The attorney for the private prosecution concluded by referring to the international context in which these crimes took place in El Salvador, a non-international armed conflict, where war crimes were committed by killing civilians, which constitutes the perpetration of first-degree international crimes that offend humanity as a whole. The prosecution stressed that the prohibition of committing war crimes, in addition to being contained in the Geneva Conventions of 1949 -ratified by Spain in 1952 and by El Salvador in 1953- has been recognized as a rule of jus cogens, a peremptory law and a norm crystallized in international custom, which has obliged all States to prosecute these crimes for more than 70 years. 

In this final plea, he claimed the need to refer to universal justice and the international context of the crimes in order to provide the victims with a comprehensive and reparative response, affirming the true nature of the international crimes that the murders of the Jesuit priests in El Salvador entailed. All this, despite the inability to prosecute Inocente Montano for such international crimes due to the almost total suppression of the principle of universal jurisdiction in Spanish procedural law that was operated in 2014. 

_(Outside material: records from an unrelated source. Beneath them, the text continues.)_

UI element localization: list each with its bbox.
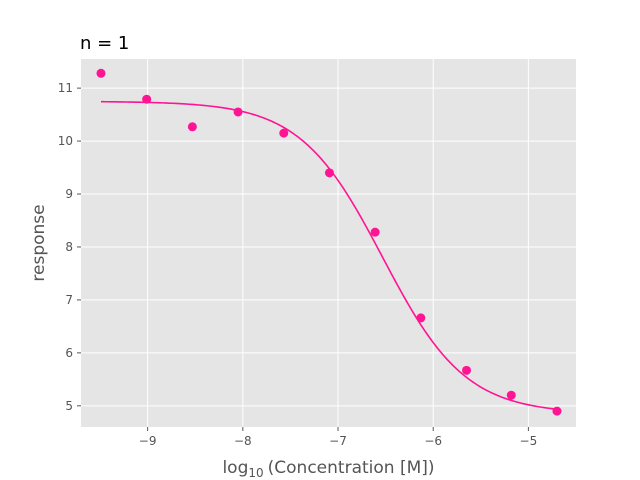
- plot-area: [81, 59, 576, 427]
- x-tick-label: −6: [424, 434, 442, 448]
- grid: [81, 59, 576, 427]
- y-axis-label: response: [29, 204, 49, 281]
- x-axis-label: log10 (Concentration [M]): [222, 458, 434, 480]
- x-tick-label: −9: [139, 434, 157, 448]
- x-tick-label: −7: [329, 434, 347, 448]
- y-tick-label: 8: [65, 240, 73, 254]
- x-tick-label: −8: [234, 434, 252, 448]
- data-point: [416, 313, 426, 323]
- data-point: [552, 406, 562, 416]
- y-tick-label: 10: [58, 134, 73, 148]
- y-tick-label: 6: [65, 346, 73, 360]
- y-tick-label: 7: [65, 293, 73, 307]
- fit-curve: [100, 100, 558, 411]
- data-point: [279, 128, 289, 138]
- data-point: [324, 168, 334, 178]
- x-axis-label-base: log: [222, 458, 248, 478]
- x-tick-label: −5: [520, 434, 538, 448]
- data-point: [462, 365, 472, 375]
- y-tick-label: 9: [65, 187, 73, 201]
- y-tick-label: 11: [58, 81, 73, 95]
- data-point: [506, 390, 516, 400]
- data-point: [142, 94, 152, 104]
- x-axis-label-subscript: 10: [248, 466, 263, 480]
- x-axis-label-rest: (Concentration [M]): [268, 458, 435, 478]
- data-point: [187, 122, 197, 132]
- data-point: [233, 107, 243, 117]
- chart-title: n = 1: [80, 33, 129, 54]
- y-tick-label: 5: [65, 399, 73, 413]
- data-point: [370, 227, 380, 237]
- data-point: [96, 68, 106, 78]
- axis-ticks: −9 −8 −7 −6 −5 5 6 7 8 9 10 11: [58, 81, 538, 448]
- series-layer: [96, 68, 562, 416]
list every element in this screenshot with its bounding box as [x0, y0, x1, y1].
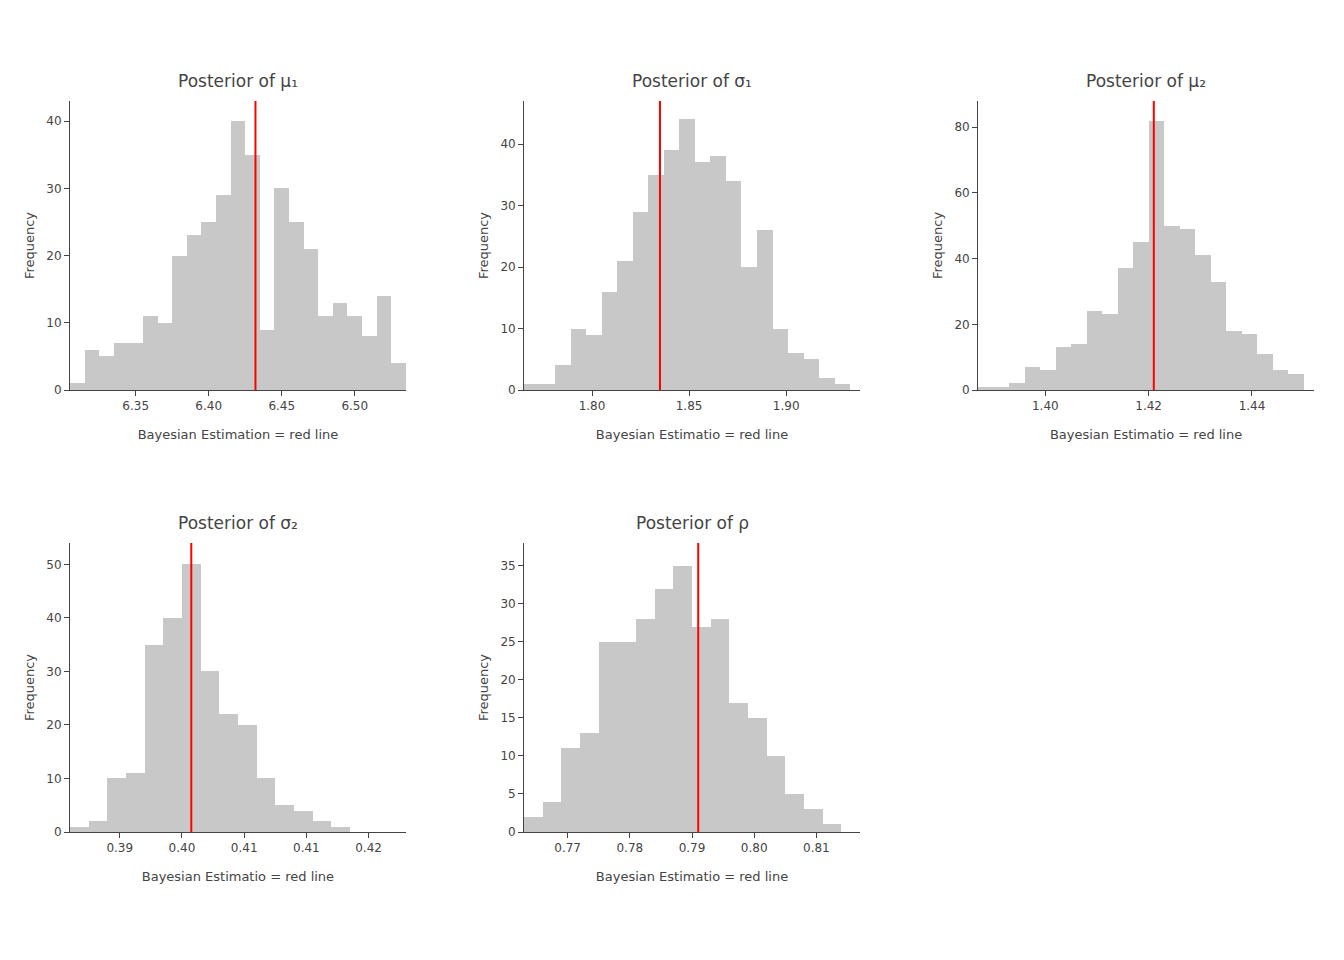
svg-text:40: 40: [954, 252, 969, 266]
svg-text:10: 10: [46, 316, 61, 330]
svg-text:0: 0: [508, 383, 516, 397]
svg-text:30: 30: [500, 597, 515, 611]
svg-text:1.90: 1.90: [773, 399, 800, 413]
svg-text:Frequency: Frequency: [22, 654, 37, 721]
svg-text:Posterior of μ₁: Posterior of μ₁: [178, 71, 298, 91]
svg-text:1.42: 1.42: [1135, 399, 1162, 413]
svg-text:0.42: 0.42: [355, 841, 382, 855]
svg-text:20: 20: [500, 260, 515, 274]
svg-text:Frequency: Frequency: [22, 212, 37, 279]
svg-text:0.79: 0.79: [679, 841, 706, 855]
svg-text:20: 20: [954, 318, 969, 332]
svg-text:0: 0: [962, 383, 970, 397]
svg-text:Posterior of σ₁: Posterior of σ₁: [632, 71, 752, 91]
svg-text:Bayesian Estimation = red line: Bayesian Estimation = red line: [138, 427, 339, 442]
svg-text:0.40: 0.40: [169, 841, 196, 855]
svg-text:1.44: 1.44: [1239, 399, 1266, 413]
svg-text:20: 20: [46, 249, 61, 263]
svg-text:Posterior of μ₂: Posterior of μ₂: [1086, 71, 1206, 91]
svg-text:20: 20: [46, 718, 61, 732]
svg-text:6.50: 6.50: [341, 399, 368, 413]
svg-text:40: 40: [46, 114, 61, 128]
svg-text:60: 60: [954, 186, 969, 200]
svg-text:Frequency: Frequency: [930, 212, 945, 279]
svg-text:40: 40: [500, 137, 515, 151]
svg-text:Frequency: Frequency: [476, 654, 491, 721]
svg-text:25: 25: [500, 635, 515, 649]
svg-text:6.45: 6.45: [268, 399, 295, 413]
svg-text:Bayesian Estimatio = red line: Bayesian Estimatio = red line: [596, 869, 788, 884]
svg-text:10: 10: [500, 749, 515, 763]
svg-text:80: 80: [954, 120, 969, 134]
svg-text:Frequency: Frequency: [476, 212, 491, 279]
svg-text:0: 0: [54, 825, 62, 839]
svg-text:0.41: 0.41: [293, 841, 320, 855]
svg-text:0.77: 0.77: [554, 841, 581, 855]
svg-text:5: 5: [508, 787, 516, 801]
svg-text:Posterior of σ₂: Posterior of σ₂: [178, 513, 298, 533]
svg-text:30: 30: [46, 665, 61, 679]
svg-text:10: 10: [500, 322, 515, 336]
svg-text:10: 10: [46, 772, 61, 786]
svg-text:40: 40: [46, 611, 61, 625]
svg-text:50: 50: [46, 558, 61, 572]
svg-text:0.78: 0.78: [616, 841, 643, 855]
svg-text:Bayesian Estimatio = red line: Bayesian Estimatio = red line: [596, 427, 788, 442]
svg-text:35: 35: [500, 559, 515, 573]
svg-text:0.80: 0.80: [741, 841, 768, 855]
svg-text:0.39: 0.39: [106, 841, 133, 855]
svg-text:0: 0: [54, 383, 62, 397]
svg-text:0.41: 0.41: [231, 841, 258, 855]
svg-text:Bayesian Estimatio = red line: Bayesian Estimatio = red line: [142, 869, 334, 884]
svg-text:6.35: 6.35: [122, 399, 149, 413]
svg-text:0: 0: [508, 825, 516, 839]
svg-text:0.81: 0.81: [803, 841, 830, 855]
svg-text:Bayesian Estimatio = red line: Bayesian Estimatio = red line: [1050, 427, 1242, 442]
svg-text:1.85: 1.85: [676, 399, 703, 413]
svg-text:6.40: 6.40: [195, 399, 222, 413]
svg-text:1.40: 1.40: [1032, 399, 1059, 413]
svg-text:30: 30: [46, 182, 61, 196]
svg-text:Posterior of ρ: Posterior of ρ: [636, 513, 749, 533]
svg-text:15: 15: [500, 711, 515, 725]
svg-text:1.80: 1.80: [579, 399, 606, 413]
svg-text:20: 20: [500, 673, 515, 687]
svg-text:30: 30: [500, 199, 515, 213]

After the intervention of the prosecution, the defence counsel proceeded to inform the court presenting its concluding statements and trying to exempt Inocente Orlando Montano from any criminal responsibility, questioning the jurisdiction of the court to carry out the prosecution and questioning the evidence presented by the prosecution, without offering any explanation beyond the fact that the defendant had only administrative functions and was completely unaware of the decision to kill Father Ellacuría without leaving any witnesses.

The trial ended with the final intervention of Inocente Montano, who chose to make use of his right to the last word.  Despite the opportunity to acknowledge his participation in the criminal acts, he denied all the facts for which he was accused and remained faithful to the version that the army’s High Command had nothing to do with the murders and that they were due to a unilateral decision by Colonel Benavides, who was in charge of the Atlacatl Battalion. He did acknowledge that he belonged and still belongs to the Tandona, confirming that it is an organization that has not disappeared and that still meets frequently. 

After this intervention, the President of the Criminal Chamber of the Audiencia Nacional concluded the trial, leaving the case remitted for judgment, which is expected in the coming months. 

For everyone at Guernica and as we rightly pointed out from the private prosecution, “without justice there is no peace, no reconciliation and no forgiveness”. The judiciary is an essential mechanism that accompanies transitional processes and cannot ignore serious human rights violations and international crimes. Despite the fact that today it is deeply undermined, it was thanks to the principle of universal jurisdiction that we have been able to reach this moment and hold this trial before a Spanish Court that has effectively ensured the protection and guardianship of international legal assets, acting on behalf of the international community and above all, returning some justice to the Salvadoran people who have fought so hard to achieve it, without results. Universal justice is not only justice, it is solidarity and hope for the victims. 

As soon as we have news of the judgment, we will continue to report.